De fait, le classement des meilleures ventes dressé par NielsenIQ GfK semble confirmer cette théorie. Dans le top 6, on retrouve ainsi les trois tomes du phénomène commercial « La femme de ménage », ainsi que le dernier livre de Joël Dicker, « La très catastrophique visite du zoo ».
Parmi les autres livres ayant tiré leur épingle du jeu, on retrouve « Un avenir radieux » (aux éditions Calmann-Lévy) de Pierre Lemaître avec plus de 170 000 ventes selon Les Échos, « J’emporterai le feu » (Gallimard) de Leïla Slimani (plus de 100 000 ventes), « Renaissance » (Michel Lafon) d’Agnès Martin-Lugand (plus de 55 000 ventes) ou encore « Mon vrai nom est Elisabeth » (Editions du Sous-sol) d’Adèle Yon (plus de 20 000 ventes).
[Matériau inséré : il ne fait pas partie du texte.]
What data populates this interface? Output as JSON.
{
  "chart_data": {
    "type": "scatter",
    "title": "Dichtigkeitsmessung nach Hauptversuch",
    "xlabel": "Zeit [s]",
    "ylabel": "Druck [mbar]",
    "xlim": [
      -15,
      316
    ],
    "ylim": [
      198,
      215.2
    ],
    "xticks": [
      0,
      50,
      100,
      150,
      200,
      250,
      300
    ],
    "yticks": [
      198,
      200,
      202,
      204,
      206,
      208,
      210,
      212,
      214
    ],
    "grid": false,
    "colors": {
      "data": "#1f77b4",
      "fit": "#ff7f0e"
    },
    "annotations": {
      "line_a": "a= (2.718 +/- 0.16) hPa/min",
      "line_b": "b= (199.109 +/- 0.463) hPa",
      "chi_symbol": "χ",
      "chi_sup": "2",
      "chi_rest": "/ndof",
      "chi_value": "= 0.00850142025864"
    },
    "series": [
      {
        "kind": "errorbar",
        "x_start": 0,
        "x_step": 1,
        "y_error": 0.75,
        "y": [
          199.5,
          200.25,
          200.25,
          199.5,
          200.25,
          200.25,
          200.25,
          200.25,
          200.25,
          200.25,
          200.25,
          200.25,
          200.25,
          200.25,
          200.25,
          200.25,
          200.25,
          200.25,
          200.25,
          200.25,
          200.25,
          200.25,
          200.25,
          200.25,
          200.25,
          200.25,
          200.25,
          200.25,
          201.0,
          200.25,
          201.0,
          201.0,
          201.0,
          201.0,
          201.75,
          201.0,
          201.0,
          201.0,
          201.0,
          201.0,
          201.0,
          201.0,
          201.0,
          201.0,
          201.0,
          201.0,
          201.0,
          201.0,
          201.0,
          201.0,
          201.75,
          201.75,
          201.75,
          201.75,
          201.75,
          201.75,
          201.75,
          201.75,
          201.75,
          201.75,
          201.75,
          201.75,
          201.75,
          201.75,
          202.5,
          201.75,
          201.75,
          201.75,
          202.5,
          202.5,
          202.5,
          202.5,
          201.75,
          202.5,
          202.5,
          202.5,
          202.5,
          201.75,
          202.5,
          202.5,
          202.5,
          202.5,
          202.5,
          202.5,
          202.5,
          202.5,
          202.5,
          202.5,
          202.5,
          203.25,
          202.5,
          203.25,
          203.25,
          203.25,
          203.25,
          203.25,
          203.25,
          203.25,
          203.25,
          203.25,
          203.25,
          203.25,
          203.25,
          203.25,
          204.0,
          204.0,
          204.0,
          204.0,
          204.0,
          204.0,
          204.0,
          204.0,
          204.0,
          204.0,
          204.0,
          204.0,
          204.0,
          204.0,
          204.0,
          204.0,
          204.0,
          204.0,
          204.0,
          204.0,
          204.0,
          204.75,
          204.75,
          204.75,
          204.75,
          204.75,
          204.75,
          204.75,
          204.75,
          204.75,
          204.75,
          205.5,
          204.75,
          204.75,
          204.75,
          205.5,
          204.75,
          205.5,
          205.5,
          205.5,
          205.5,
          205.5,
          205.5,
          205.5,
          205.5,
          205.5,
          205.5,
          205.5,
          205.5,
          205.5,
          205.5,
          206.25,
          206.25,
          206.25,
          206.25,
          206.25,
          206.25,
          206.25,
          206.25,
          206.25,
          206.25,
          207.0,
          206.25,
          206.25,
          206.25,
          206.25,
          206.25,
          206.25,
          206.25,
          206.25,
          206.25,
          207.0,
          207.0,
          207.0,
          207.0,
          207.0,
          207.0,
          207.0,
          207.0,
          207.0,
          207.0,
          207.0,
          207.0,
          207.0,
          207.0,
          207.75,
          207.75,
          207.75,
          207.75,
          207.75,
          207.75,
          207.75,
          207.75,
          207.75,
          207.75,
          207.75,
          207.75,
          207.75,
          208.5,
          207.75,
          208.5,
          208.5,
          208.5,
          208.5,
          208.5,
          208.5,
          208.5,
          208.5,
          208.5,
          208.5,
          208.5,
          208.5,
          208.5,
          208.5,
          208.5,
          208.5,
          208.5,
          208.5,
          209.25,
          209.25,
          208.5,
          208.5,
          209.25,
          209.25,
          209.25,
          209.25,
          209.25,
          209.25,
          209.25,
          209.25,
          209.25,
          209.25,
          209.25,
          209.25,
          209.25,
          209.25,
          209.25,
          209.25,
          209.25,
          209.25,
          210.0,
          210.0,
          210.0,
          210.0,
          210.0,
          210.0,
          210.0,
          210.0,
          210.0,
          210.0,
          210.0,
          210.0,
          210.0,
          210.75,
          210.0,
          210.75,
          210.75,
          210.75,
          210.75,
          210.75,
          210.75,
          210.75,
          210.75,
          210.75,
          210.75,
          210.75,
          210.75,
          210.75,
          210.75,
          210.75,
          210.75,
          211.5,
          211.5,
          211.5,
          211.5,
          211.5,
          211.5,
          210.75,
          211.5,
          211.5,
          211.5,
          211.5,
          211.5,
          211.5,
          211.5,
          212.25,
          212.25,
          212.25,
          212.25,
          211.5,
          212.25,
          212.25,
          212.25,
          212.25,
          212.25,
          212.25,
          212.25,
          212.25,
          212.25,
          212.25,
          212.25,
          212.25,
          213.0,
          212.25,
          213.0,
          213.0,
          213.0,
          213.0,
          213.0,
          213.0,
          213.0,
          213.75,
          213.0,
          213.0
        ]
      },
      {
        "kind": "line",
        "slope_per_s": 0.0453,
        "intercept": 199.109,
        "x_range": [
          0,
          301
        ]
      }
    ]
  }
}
•• La réforme du Pass Culture inquiète la vigueur. Entrée en vigueur début mars, celle-ci s’apparente à une sévère potion d’austérité.
« Il est regrettable et assez incompréhensible de sacrifier un dispositif efficace pour l’accès des jeunes à la lecture au moment où le ministère de la Culture lui-même, via le CNL, publie des chiffres inquiétants sur la baisse de la lecture » note Guillaume Husson. (Voir aussi 28 octobre 2024).